Les économistes spécialistes de l’économie française répondront sur les points relatifs à son classement mondial, mais il nous revient de remettre les allégations du gouvernement italien dans le contexte des attaques dont la France fait l’objet sur le continent africain après cinquante ans d’une  politique néocoloniale et de diplomatie calamiteuse. Pour se faire, un peu d’histoire du franc CFA avec les contributions de  Sadek Basnacki (Révolution permanente) et de l’économiste  spécialiste du franc CFA, Kako Nubukpo :

 Le Franc CFA a une longue histoire. En effet, le franc CFA est le produit de la création de la Banque du Sénégal en 1855, banque créée grâce aux ressources versées par la métropole française aux esclavagistes en guise de réparations après l’abolition de l’esclavage le 27 avril 1848. Cette banque deviendra, au début du XXème siècle, la Banque de l’Afrique de l’Ouest (BAO), qui aura le privilège d’émission de la monnaie ancêtre du franc CFA qui naîtra officiellement le 26 décembre 1945, dix ans avant la création de l’Institut d’émission de l’Afrique occidentale française (AOF) et du Togo, qui deviendra la Banque centrale des Etats de l’Afrique de l’Ouest (BCEAO) quelques années plus tard.
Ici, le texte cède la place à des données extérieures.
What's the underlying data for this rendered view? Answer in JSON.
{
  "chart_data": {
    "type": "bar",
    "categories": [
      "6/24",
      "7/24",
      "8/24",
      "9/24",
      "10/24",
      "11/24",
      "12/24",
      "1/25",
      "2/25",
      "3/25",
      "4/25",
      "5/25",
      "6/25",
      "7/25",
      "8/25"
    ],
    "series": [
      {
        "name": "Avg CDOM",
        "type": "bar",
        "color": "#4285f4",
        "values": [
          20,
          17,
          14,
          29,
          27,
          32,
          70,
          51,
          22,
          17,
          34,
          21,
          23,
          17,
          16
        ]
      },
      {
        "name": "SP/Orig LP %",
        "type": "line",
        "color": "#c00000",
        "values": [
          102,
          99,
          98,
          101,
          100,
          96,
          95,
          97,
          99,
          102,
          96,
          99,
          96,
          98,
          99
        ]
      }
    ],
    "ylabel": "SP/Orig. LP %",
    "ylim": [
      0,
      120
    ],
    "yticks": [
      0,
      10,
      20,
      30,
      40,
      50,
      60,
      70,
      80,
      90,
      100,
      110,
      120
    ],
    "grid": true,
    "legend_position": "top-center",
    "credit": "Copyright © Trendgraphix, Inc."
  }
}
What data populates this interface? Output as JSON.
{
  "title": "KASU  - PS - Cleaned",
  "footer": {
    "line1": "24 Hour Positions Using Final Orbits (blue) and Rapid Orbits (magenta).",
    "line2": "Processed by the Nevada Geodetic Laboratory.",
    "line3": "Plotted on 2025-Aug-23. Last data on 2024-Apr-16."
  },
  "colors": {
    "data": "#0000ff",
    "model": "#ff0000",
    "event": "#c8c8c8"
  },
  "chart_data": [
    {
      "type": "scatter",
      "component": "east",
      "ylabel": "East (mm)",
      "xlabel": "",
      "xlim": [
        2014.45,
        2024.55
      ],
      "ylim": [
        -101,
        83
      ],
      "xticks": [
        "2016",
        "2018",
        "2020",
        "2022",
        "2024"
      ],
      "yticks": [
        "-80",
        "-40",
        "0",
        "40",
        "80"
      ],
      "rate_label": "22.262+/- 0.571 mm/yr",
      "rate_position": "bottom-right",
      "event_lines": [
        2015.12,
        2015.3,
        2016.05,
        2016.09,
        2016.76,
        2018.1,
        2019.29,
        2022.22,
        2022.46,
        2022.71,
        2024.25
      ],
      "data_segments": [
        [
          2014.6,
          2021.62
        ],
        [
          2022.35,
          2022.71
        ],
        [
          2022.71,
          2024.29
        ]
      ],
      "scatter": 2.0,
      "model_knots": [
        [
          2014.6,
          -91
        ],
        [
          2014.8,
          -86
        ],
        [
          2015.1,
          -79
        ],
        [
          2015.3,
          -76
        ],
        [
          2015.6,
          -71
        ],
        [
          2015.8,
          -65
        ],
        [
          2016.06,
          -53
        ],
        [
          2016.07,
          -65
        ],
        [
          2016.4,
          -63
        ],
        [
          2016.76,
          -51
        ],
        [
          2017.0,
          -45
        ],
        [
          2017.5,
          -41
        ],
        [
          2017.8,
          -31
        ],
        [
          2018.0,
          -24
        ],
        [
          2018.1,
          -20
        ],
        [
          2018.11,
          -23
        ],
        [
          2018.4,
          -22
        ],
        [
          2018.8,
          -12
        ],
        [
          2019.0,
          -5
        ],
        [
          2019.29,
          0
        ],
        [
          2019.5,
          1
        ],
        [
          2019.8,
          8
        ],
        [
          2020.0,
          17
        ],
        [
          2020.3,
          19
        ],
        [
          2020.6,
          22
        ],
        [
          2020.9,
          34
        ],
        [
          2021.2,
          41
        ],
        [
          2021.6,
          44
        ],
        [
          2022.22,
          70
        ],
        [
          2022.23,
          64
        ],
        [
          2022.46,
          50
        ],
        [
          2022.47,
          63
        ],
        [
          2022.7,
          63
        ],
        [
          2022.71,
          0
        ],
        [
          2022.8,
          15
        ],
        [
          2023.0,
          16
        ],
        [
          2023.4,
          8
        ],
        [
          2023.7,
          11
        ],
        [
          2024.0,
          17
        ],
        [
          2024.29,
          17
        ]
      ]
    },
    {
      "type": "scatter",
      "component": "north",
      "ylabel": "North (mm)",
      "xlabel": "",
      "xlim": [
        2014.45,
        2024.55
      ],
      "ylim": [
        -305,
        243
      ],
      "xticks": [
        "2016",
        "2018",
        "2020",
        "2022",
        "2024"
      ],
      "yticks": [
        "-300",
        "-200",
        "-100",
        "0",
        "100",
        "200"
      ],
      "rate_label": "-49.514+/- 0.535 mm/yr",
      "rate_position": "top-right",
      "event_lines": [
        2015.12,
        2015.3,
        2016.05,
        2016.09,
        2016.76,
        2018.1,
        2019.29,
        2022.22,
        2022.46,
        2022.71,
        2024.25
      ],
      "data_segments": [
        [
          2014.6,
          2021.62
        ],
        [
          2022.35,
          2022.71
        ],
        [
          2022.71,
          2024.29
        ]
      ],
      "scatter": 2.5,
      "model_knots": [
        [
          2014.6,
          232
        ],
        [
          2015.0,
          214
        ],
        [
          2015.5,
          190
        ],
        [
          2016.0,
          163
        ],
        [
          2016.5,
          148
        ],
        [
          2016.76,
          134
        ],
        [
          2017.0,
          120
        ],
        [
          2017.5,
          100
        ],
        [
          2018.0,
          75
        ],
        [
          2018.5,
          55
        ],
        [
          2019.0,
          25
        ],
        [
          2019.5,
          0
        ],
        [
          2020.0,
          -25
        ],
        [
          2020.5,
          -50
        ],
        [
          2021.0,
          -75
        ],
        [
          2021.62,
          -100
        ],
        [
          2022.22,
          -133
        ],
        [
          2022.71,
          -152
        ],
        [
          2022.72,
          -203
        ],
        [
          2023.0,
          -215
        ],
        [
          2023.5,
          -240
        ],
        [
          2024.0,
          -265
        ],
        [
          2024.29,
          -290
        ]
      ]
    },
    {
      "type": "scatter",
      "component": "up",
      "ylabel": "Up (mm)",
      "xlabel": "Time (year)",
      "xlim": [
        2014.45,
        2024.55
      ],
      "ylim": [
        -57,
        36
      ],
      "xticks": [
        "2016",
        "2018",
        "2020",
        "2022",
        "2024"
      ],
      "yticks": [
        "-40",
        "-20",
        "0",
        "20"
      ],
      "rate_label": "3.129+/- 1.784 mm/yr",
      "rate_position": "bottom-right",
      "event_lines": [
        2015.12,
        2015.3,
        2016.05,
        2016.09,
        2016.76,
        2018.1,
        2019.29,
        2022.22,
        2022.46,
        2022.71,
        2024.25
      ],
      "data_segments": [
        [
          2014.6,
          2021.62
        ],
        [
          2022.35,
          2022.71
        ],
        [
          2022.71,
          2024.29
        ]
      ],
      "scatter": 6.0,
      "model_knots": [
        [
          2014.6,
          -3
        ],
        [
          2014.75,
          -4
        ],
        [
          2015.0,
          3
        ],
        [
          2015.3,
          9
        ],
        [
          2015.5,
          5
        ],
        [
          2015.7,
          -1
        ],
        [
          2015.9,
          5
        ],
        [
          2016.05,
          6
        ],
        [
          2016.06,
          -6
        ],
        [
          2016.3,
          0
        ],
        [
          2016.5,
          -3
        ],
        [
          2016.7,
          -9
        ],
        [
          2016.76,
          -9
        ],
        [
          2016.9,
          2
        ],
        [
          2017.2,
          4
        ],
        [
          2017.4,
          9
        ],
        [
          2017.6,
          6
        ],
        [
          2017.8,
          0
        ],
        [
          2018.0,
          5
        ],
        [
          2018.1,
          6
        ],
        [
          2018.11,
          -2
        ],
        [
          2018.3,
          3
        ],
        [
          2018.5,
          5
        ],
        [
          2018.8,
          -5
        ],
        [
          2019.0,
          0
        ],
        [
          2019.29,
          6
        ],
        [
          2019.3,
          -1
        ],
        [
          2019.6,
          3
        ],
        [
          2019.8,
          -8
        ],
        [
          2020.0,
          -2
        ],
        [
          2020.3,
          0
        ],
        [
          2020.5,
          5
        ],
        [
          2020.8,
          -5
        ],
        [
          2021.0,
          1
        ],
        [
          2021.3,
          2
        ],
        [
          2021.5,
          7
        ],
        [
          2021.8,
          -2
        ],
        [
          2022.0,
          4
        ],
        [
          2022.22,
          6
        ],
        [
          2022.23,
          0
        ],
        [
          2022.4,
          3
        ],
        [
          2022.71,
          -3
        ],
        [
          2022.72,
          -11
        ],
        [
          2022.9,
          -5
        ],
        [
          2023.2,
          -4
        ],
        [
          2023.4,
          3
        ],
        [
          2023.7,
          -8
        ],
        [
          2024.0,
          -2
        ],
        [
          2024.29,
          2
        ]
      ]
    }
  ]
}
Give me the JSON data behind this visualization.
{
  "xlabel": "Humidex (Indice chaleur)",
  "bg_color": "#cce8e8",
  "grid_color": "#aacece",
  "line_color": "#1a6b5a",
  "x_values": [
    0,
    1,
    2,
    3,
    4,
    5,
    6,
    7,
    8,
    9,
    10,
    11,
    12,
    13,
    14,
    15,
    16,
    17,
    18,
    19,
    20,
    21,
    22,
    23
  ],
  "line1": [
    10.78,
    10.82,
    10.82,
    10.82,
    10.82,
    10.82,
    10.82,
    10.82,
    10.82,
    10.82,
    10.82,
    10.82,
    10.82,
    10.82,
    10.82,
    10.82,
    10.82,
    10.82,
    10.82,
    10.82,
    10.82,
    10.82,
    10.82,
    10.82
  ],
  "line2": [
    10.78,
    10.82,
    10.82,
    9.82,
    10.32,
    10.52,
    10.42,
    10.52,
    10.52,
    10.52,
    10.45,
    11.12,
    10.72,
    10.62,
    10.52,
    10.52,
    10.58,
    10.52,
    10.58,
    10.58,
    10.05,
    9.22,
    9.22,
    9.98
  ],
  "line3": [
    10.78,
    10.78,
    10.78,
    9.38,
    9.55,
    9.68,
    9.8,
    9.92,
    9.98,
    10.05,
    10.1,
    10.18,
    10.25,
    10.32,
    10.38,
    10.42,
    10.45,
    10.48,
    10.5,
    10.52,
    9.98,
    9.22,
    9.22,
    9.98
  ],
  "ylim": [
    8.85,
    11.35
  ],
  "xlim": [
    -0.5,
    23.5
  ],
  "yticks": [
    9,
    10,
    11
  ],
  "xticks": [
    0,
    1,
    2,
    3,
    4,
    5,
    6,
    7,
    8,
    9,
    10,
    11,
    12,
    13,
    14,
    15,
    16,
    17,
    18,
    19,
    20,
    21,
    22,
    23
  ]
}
L’histoire de la monnaie dans l’Afrique française épouse les contours de la violence esclavagiste, coloniale et postcoloniale. Dans le Monde, l’économiste Kako Nubukpo explique que Macron nie « l’histoire monétaire françafricaine, renvoyant les dirigeants africains à leur servitude monétaire volontaire, les mettant à nu de la pire des façons, à travers des réponses d’une violence symbolique inouïe, dont la plus emblématique fut sans doute : « Le franc CFA est un non-sujet pour la France. » 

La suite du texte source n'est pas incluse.